The PA Superior Court has held, in the case of Commonwealth v. Miller, No. 467 EDA 2015 (November 20, 2015), that the burnt paper surrounding a partially smoked marijuana cigarette is not drug paraphernalia.
Defendant was charged with possession of a small amount of marijuana and possession of drug paraphernalia after officers located a partially burnt cigar between the driver’s seat and the center console of a vehicle. Defendant admitted the partially burnt cigar belonged to him.
After a bench trial, the Defendant was convicted of both offenses. He thereafter filed an appeal of the drug paraphernalia conviction to the Superior Court, claiming that the definition of drug paraphernalia “cannot plausibly be interpreted to include that portion of a marijuana cigarette that is not actually a controlled substance.” Specifically, he noted that “the burned wrappings of a marijuana cigarette” are not included in the list of items defined as drug paraphernalia in the statute and the Legislature could not have intended to expose a defendant in possession of “nothing more than a half-smoked joint, to punishment for more than one crime,” i.e. – possessing a small amount of marijuana and possessing drug paraphernalia.

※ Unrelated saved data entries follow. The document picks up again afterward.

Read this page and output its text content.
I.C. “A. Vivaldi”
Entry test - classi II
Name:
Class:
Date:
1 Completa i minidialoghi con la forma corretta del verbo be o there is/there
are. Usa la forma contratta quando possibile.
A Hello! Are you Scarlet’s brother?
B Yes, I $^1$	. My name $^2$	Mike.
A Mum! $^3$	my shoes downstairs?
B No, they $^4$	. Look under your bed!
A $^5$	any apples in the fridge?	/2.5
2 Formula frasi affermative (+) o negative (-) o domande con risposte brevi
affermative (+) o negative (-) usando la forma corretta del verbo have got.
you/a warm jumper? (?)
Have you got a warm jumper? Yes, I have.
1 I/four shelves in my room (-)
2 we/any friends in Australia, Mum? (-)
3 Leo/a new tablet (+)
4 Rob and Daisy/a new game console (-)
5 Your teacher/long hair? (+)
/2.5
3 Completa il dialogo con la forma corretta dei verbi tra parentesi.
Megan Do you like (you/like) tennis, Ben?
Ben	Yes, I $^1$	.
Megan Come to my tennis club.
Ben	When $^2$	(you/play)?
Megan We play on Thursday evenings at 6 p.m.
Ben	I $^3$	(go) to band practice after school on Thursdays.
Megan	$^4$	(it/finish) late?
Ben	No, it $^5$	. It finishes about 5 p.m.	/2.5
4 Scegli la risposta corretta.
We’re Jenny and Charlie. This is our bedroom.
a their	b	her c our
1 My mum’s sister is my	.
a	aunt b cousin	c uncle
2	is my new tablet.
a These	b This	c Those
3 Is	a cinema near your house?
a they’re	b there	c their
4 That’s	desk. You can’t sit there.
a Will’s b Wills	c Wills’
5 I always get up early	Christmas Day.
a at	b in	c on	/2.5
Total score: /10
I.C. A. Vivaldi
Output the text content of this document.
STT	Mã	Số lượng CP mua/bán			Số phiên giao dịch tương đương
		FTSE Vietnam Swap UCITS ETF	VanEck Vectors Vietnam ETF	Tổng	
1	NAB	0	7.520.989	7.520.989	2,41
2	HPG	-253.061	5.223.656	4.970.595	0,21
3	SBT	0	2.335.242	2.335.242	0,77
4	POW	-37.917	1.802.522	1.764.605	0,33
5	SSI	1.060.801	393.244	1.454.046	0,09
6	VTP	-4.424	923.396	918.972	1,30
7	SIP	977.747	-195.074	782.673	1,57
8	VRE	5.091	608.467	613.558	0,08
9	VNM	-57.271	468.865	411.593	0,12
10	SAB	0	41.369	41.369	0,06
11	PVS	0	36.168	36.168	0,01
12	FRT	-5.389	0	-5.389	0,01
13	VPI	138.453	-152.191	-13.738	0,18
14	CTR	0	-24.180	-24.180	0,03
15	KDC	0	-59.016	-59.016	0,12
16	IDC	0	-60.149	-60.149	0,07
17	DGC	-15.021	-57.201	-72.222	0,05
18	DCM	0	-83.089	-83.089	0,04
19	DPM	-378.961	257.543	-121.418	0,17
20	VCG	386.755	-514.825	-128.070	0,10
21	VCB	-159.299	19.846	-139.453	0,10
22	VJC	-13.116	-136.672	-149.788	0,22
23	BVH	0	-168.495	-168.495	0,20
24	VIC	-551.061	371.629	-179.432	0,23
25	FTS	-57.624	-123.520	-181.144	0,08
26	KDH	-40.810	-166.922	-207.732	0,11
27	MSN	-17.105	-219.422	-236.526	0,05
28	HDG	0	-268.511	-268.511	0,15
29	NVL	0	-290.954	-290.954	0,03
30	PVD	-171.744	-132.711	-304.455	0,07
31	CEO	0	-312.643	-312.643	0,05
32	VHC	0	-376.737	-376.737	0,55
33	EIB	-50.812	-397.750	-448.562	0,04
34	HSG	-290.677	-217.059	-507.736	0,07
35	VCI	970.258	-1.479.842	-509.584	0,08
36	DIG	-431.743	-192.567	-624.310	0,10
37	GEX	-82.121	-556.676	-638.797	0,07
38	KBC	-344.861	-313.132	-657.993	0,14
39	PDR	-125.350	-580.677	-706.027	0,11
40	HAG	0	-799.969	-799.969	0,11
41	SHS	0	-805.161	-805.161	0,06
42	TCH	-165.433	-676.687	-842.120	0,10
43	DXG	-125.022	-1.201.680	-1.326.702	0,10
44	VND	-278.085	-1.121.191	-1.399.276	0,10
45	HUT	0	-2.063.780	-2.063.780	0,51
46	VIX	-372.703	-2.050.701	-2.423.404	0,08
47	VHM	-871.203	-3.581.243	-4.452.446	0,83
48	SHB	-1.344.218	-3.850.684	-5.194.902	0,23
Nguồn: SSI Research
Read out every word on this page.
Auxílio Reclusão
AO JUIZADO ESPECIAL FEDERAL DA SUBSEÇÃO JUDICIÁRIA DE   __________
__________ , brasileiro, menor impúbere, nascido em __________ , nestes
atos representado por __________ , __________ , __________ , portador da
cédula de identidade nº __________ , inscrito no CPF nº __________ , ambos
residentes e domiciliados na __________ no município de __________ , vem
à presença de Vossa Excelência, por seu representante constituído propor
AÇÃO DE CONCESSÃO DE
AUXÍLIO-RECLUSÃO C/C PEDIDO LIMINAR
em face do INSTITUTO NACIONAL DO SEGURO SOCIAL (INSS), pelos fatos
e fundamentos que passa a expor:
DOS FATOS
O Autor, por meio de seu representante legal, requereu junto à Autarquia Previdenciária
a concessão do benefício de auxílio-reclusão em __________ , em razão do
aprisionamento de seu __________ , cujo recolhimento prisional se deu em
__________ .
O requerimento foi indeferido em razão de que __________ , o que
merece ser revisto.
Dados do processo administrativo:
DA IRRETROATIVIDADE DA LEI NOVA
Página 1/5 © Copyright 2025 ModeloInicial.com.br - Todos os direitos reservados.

Whether the evidence was sufficient to support Defendant’s conviction of possession of drug paraphernalia, based solely upon the burnt paper surrounding the marijuana cigarette recovered from the vehicle?
The Superior Court held that the evidence was insufficient to support the verdict on possession of drug paraphernalia based solely on the burnt paper encasing the partially smoked marijuana cigarette found in the vehicle.
Judgment was therefore vacated as to the possession of drug paraphernalia offense.
Defendant’s conviction of possession of drug paraphernalia is based solely on the burnt paper encasing the partially smoked marijuana cigarette found in the vehicle.
Pursuant to the Drug Act, drug paraphernalia consists of “materials of any kind which are used, intended for use or designed for use in … containing, … inhaling or otherwise introducing into the human body a controlled substance[.]” However, noticeably absent from the list of paraphernalia items is the paper encasing a marijuana cigarette.
The Superior Court found the language of the Drug Act to be ambiguous. Although it defines drug paraphernalia as “materials of any kind which are used … in containing [or] inhaling … into the human body a controlled substance[,]” it does not list the burnt paper surrounding a half-smoked marijuana cigarette – a common item used to hold/smoke marijuana – as an example of paraphernalia.
Additionally, when the Legislature enacted the law regarding possession of a small amount of marijuana, it demonstrated an intention to exempt those who possess a small amount (30 grams or less) of marijuana from the more severe penalties attendant to a conviction of possession of marijuana and, assumedly, the more severe penalties attendant to possession of drug paraphernalia.